While Russell Crowe's character, Ben Wade, is what you will remember from this movie, the main character is actually Dan Evans (Christian Bale).  Evans is an ordinary guy that can't get a break.  He lost his foot in the Civil War, his Arizona farm needs water and is the middle of a drought (really?  In Arizona?), he is hopelessly in debt and will lose his farm within weeks, he has a young boy that needs expensive medicine, and his older son has no respect for a father that just lets it all happen.  On the bright side, he's married to Gretchen Mol.  Evans finally gets a break when he helps a posse capture the infamous robber/murderer Ben Wade.  Catching a criminal is just the first step in bringing him to justice, though, especially in the Old West.  Since the towns are few and far between, with only a few having courthouses or prisons, that means that Wade has to be escorted to prison, or in this case, to a train that will take him to prison.  Evans joins the posse for a hefty fee.  The trip is several days long, but the real danger begins when Wade's loyal sociopathic right hand man, Charlie (Ben Foster), learns that Wade has been captured.  Ultimately, all that stands between Wade and freedom is Dan Evans.  And all that stands between Evans and death is his determination to bring in Ben Wade.

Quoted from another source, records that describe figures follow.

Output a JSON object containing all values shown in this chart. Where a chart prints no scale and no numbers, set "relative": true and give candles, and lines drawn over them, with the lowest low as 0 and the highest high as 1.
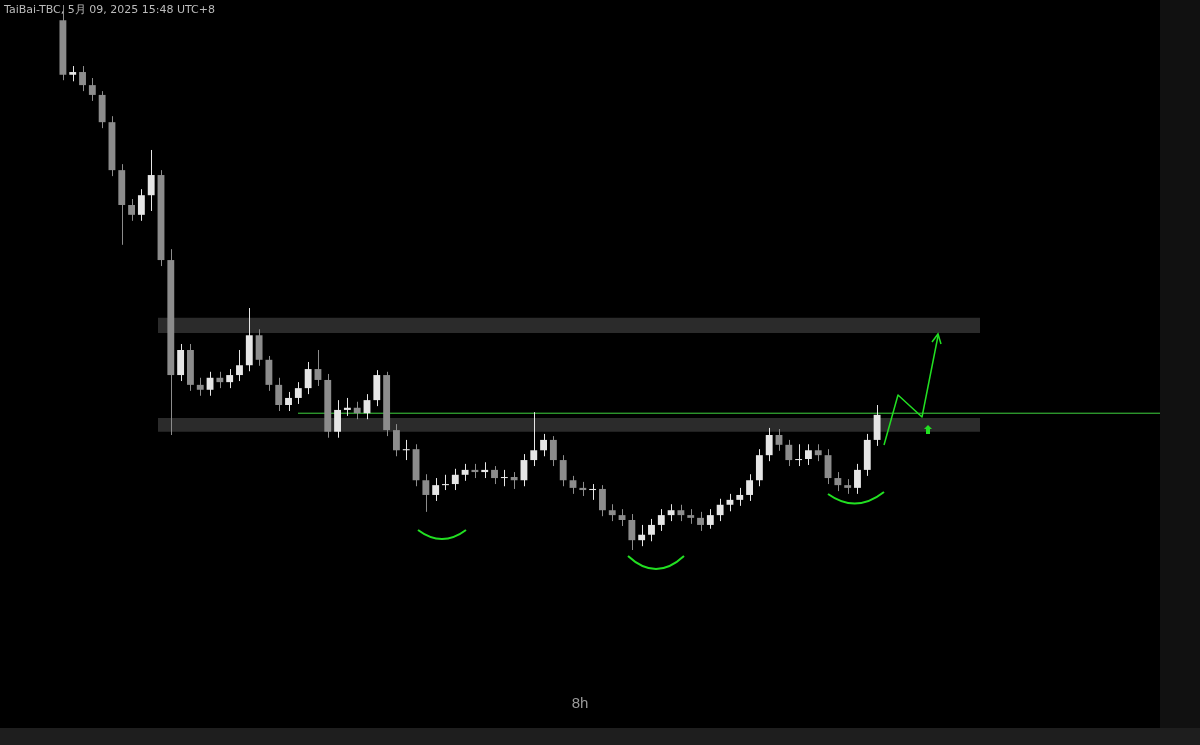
{
  "chart_data": {
    "type": "candlestick",
    "title": "8h",
    "relative": true,
    "colors": [
      "#8c8c8c",
      "#e6e6e6",
      "#8c8c8c",
      "#8c8c8c",
      "#8c8c8c",
      "#8c8c8c",
      "#8c8c8c",
      "#8c8c8c",
      "#e6e6e6",
      "#e6e6e6",
      "#8c8c8c",
      "#8c8c8c",
      "#e6e6e6",
      "#8c8c8c",
      "#8c8c8c",
      "#e6e6e6",
      "#8c8c8c",
      "#e6e6e6",
      "#e6e6e6",
      "#e6e6e6",
      "#8c8c8c",
      "#8c8c8c",
      "#8c8c8c",
      "#e6e6e6",
      "#e6e6e6",
      "#e6e6e6",
      "#8c8c8c",
      "#8c8c8c",
      "#e6e6e6",
      "#e6e6e6",
      "#8c8c8c",
      "#e6e6e6",
      "#e6e6e6",
      "#8c8c8c",
      "#8c8c8c",
      "#e6e6e6",
      "#8c8c8c",
      "#8c8c8c",
      "#e6e6e6",
      "#e6e6e6",
      "#e6e6e6",
      "#e6e6e6",
      "#8c8c8c",
      "#e6e6e6",
      "#8c8c8c",
      "#e6e6e6",
      "#8c8c8c",
      "#e6e6e6",
      "#e6e6e6",
      "#e6e6e6",
      "#8c8c8c",
      "#8c8c8c",
      "#8c8c8c",
      "#8c8c8c",
      "#e6e6e6",
      "#8c8c8c",
      "#8c8c8c",
      "#8c8c8c",
      "#8c8c8c",
      "#e6e6e6",
      "#e6e6e6",
      "#e6e6e6",
      "#e6e6e6",
      "#8c8c8c",
      "#8c8c8c",
      "#8c8c8c",
      "#e6e6e6",
      "#e6e6e6",
      "#e6e6e6",
      "#e6e6e6",
      "#e6e6e6",
      "#e6e6e6",
      "#e6e6e6",
      "#8c8c8c",
      "#8c8c8c",
      "#e6e6e6",
      "#e6e6e6",
      "#8c8c8c",
      "#8c8c8c",
      "#8c8c8c",
      "#8c8c8c",
      "#e6e6e6",
      "#e6e6e6",
      "#e6e6e6"
    ],
    "annotations": [
      "TaiBai-TBC, 5月 09, 2025 15:48 UTC+8"
    ],
    "categories": [
      null,
      null,
      null,
      null,
      null,
      null,
      null,
      null,
      null,
      null,
      null,
      null,
      null,
      null,
      null,
      null,
      null,
      null,
      null,
      null,
      null,
      null,
      null,
      null,
      null,
      null,
      null,
      null,
      null,
      null,
      null,
      null,
      null,
      null,
      null,
      null,
      null,
      null,
      null,
      null,
      null,
      null,
      null,
      null,
      null,
      null,
      null,
      null,
      null,
      null,
      null,
      null,
      null,
      null,
      null,
      null,
      null,
      null,
      null,
      null,
      null,
      null,
      null,
      null,
      null,
      null,
      null,
      null,
      null,
      null,
      null,
      null,
      null,
      null,
      null,
      null,
      null,
      null,
      null,
      null,
      null,
      null,
      null,
      null
    ],
    "ohlc": [
      [
        0.972,
        1.0,
        0.862,
        0.872
      ],
      [
        0.872,
        0.888,
        0.86,
        0.877
      ],
      [
        0.877,
        0.888,
        0.842,
        0.853
      ],
      [
        0.853,
        0.866,
        0.824,
        0.835
      ],
      [
        0.835,
        0.842,
        0.774,
        0.785
      ],
      [
        0.785,
        0.796,
        0.686,
        0.697
      ],
      [
        0.697,
        0.708,
        0.56,
        0.633
      ],
      [
        0.633,
        0.644,
        0.604,
        0.615
      ],
      [
        0.615,
        0.662,
        0.604,
        0.651
      ],
      [
        0.651,
        0.734,
        0.622,
        0.688
      ],
      [
        0.688,
        0.697,
        0.521,
        0.532
      ],
      [
        0.532,
        0.552,
        0.211,
        0.321
      ],
      [
        0.321,
        0.378,
        0.31,
        0.367
      ],
      [
        0.367,
        0.378,
        0.292,
        0.303
      ],
      [
        0.303,
        0.316,
        0.283,
        0.294
      ],
      [
        0.294,
        0.327,
        0.283,
        0.316
      ],
      [
        0.316,
        0.327,
        0.297,
        0.308
      ],
      [
        0.308,
        0.332,
        0.297,
        0.321
      ],
      [
        0.321,
        0.367,
        0.31,
        0.339
      ],
      [
        0.339,
        0.444,
        0.328,
        0.394
      ],
      [
        0.394,
        0.405,
        0.338,
        0.349
      ],
      [
        0.349,
        0.356,
        0.292,
        0.303
      ],
      [
        0.303,
        0.316,
        0.255,
        0.266
      ],
      [
        0.266,
        0.29,
        0.255,
        0.279
      ],
      [
        0.279,
        0.308,
        0.268,
        0.297
      ],
      [
        0.297,
        0.345,
        0.286,
        0.332
      ],
      [
        0.332,
        0.367,
        0.301,
        0.312
      ],
      [
        0.312,
        0.323,
        0.206,
        0.217
      ],
      [
        0.217,
        0.275,
        0.206,
        0.257
      ],
      [
        0.257,
        0.279,
        0.246,
        0.261
      ],
      [
        0.261,
        0.272,
        0.24,
        0.251
      ],
      [
        0.251,
        0.286,
        0.24,
        0.275
      ],
      [
        0.275,
        0.33,
        0.264,
        0.321
      ],
      [
        0.321,
        0.327,
        0.209,
        0.22
      ],
      [
        0.22,
        0.231,
        0.172,
        0.183
      ],
      [
        0.183,
        0.202,
        0.165,
        0.185
      ],
      [
        0.185,
        0.194,
        0.117,
        0.128
      ],
      [
        0.128,
        0.139,
        0.07,
        0.101
      ],
      [
        0.101,
        0.132,
        0.09,
        0.119
      ],
      [
        0.119,
        0.138,
        0.11,
        0.121
      ],
      [
        0.121,
        0.149,
        0.11,
        0.138
      ],
      [
        0.138,
        0.158,
        0.127,
        0.147
      ],
      [
        0.147,
        0.158,
        0.132,
        0.143
      ],
      [
        0.143,
        0.161,
        0.132,
        0.147
      ],
      [
        0.147,
        0.154,
        0.121,
        0.132
      ],
      [
        0.132,
        0.147,
        0.117,
        0.134
      ],
      [
        0.134,
        0.143,
        0.112,
        0.128
      ],
      [
        0.128,
        0.176,
        0.117,
        0.165
      ],
      [
        0.165,
        0.253,
        0.154,
        0.183
      ],
      [
        0.183,
        0.213,
        0.172,
        0.202
      ],
      [
        0.202,
        0.209,
        0.154,
        0.165
      ],
      [
        0.165,
        0.174,
        0.117,
        0.128
      ],
      [
        0.128,
        0.136,
        0.103,
        0.114
      ],
      [
        0.114,
        0.125,
        0.099,
        0.11
      ],
      [
        0.11,
        0.121,
        0.092,
        0.112
      ],
      [
        0.112,
        0.119,
        0.062,
        0.073
      ],
      [
        0.073,
        0.084,
        0.053,
        0.064
      ],
      [
        0.064,
        0.075,
        0.044,
        0.055
      ],
      [
        0.055,
        0.066,
        0.0,
        0.018
      ],
      [
        0.018,
        0.046,
        0.007,
        0.028
      ],
      [
        0.028,
        0.057,
        0.016,
        0.046
      ],
      [
        0.046,
        0.075,
        0.035,
        0.064
      ],
      [
        0.064,
        0.084,
        0.053,
        0.073
      ],
      [
        0.073,
        0.083,
        0.053,
        0.064
      ],
      [
        0.064,
        0.075,
        0.048,
        0.059
      ],
      [
        0.059,
        0.07,
        0.035,
        0.046
      ],
      [
        0.046,
        0.075,
        0.039,
        0.064
      ],
      [
        0.064,
        0.094,
        0.053,
        0.083
      ],
      [
        0.083,
        0.103,
        0.071,
        0.092
      ],
      [
        0.092,
        0.114,
        0.081,
        0.101
      ],
      [
        0.101,
        0.139,
        0.09,
        0.128
      ],
      [
        0.128,
        0.185,
        0.117,
        0.174
      ],
      [
        0.174,
        0.224,
        0.163,
        0.211
      ],
      [
        0.211,
        0.222,
        0.182,
        0.193
      ],
      [
        0.193,
        0.202,
        0.154,
        0.165
      ],
      [
        0.165,
        0.194,
        0.154,
        0.167
      ],
      [
        0.167,
        0.194,
        0.156,
        0.183
      ],
      [
        0.183,
        0.194,
        0.163,
        0.174
      ],
      [
        0.174,
        0.185,
        0.121,
        0.132
      ],
      [
        0.132,
        0.143,
        0.108,
        0.119
      ],
      [
        0.119,
        0.13,
        0.103,
        0.114
      ],
      [
        0.114,
        0.158,
        0.103,
        0.147
      ],
      [
        0.147,
        0.213,
        0.136,
        0.202
      ],
      [
        0.202,
        0.266,
        0.191,
        0.248
      ]
    ],
    "bands": [
      {
        "axis": "y",
        "from": 0.398,
        "to": 0.426,
        "color": "#2b2b2b"
      },
      {
        "axis": "y",
        "from": 0.217,
        "to": 0.242,
        "color": "#2b2b2b"
      }
    ],
    "ref_lines": [
      {
        "axis": "y",
        "value": 0.251,
        "color": "#3fd23f"
      }
    ]
  }
}
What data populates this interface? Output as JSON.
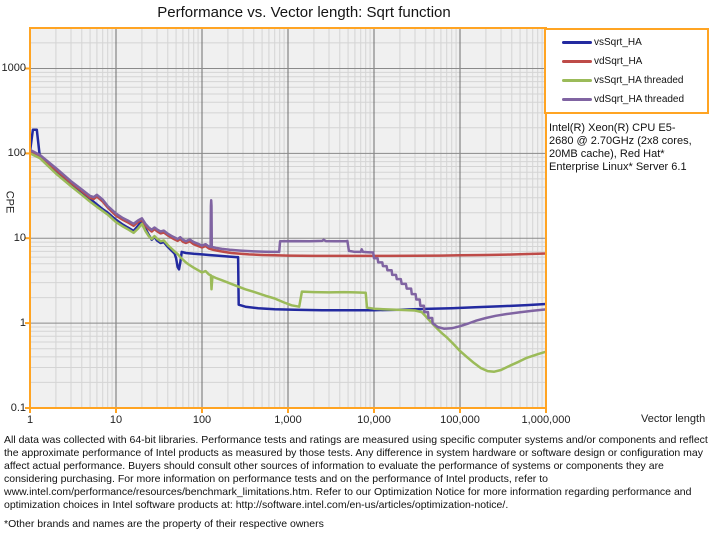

If this film was just about Christian Bale's character, it would be a depressing psychological piece on a stubborn man that has reached his breaking point.  It might be good, but not in the hands of director James Mangold.  Mangold is the kind of director that does a pretty good job with a movie's overall story, but he doesn't have a noticeable impact on his actors; good actors deliver good performances, while bad actors do not.  Luckily, this story has Russell Crowe's character to balance the moroseness of Bale.  Crowe turns in a performance that is both charming and filled with a sense of imminent danger.  For most of the movie, Crowe does not shoot a gun, but there is always the promise of violence when he is in a scene.  While the plot throws a lot of supporting characters into the mix, the story basically boils down to these two men.  As evil as Ben Wade clearly is, both the audience and Dan Evans have a hard time not warming to him.  For his part, Wade enjoys the company of Evans, but keeps reminding Evans that he can and will kill him, just the same.  For most of the film, the audience (and Ben Wade) assume that Evans is going through all this trouble in the hopes of a big payday, but it is really a matter of pride for a man with nothing else to be proud of.

There are a lot of supporting characters in this movie.  Most function as cannon fodder, but a few stick out.  Peter Fonda plays a Pinkerton agent that has a long history of chasing Ben Wade.  The character is more of a hired goon than a hero, but Fonda gives him depth.  Most of the other actors and characters just serve their purpose.  Alan Tudyk is servicable as a jumpy veterinarian that is out of his element.  Logan Lerman is a little obnoxious as the son of Dan Evans, but his character spends half of the film with a my-dad-is-SO-lame attitude, so it's probably not his fault.  Luke Wilson makes a cameo as a guy with bad teeth.  Dallas Roberts is fine as a cowardly railroad man and Kevin Durand is good as the same jerk he plays in every movie.  Ben Foster, though, turns in a great performance as Wade's loyal second-in-command.  Foster usually chooses supporting roles that require him to be over the top, but they're always fun to watch.  Here, he gets to have another weird accent, some odd mannerisms, and a frequently used fast draw.  The reason he is good here is that he is able to balance a clear affection for Wade with a complete disregard for the lives of everyone else.  When done right, sociopaths can be fun to watch.

This is a remake of a 1957 classic of the same name.  The original stays truer to Elmore Leonard's original short story, but this update did a good job.  The story's core is still Wade and Evans spending time together, waiting for the titular train to arrive.  The primary difference is that this movie spreads the action (and their interaction) out over a greater physical distance.  That was a smart move, because so many remakes fail when they try to imitate what made the original great.  This film manages to stand on its own, even if it does so by making Crowe's and Foster's characters, the meanest in the movie, into the most fun to watch.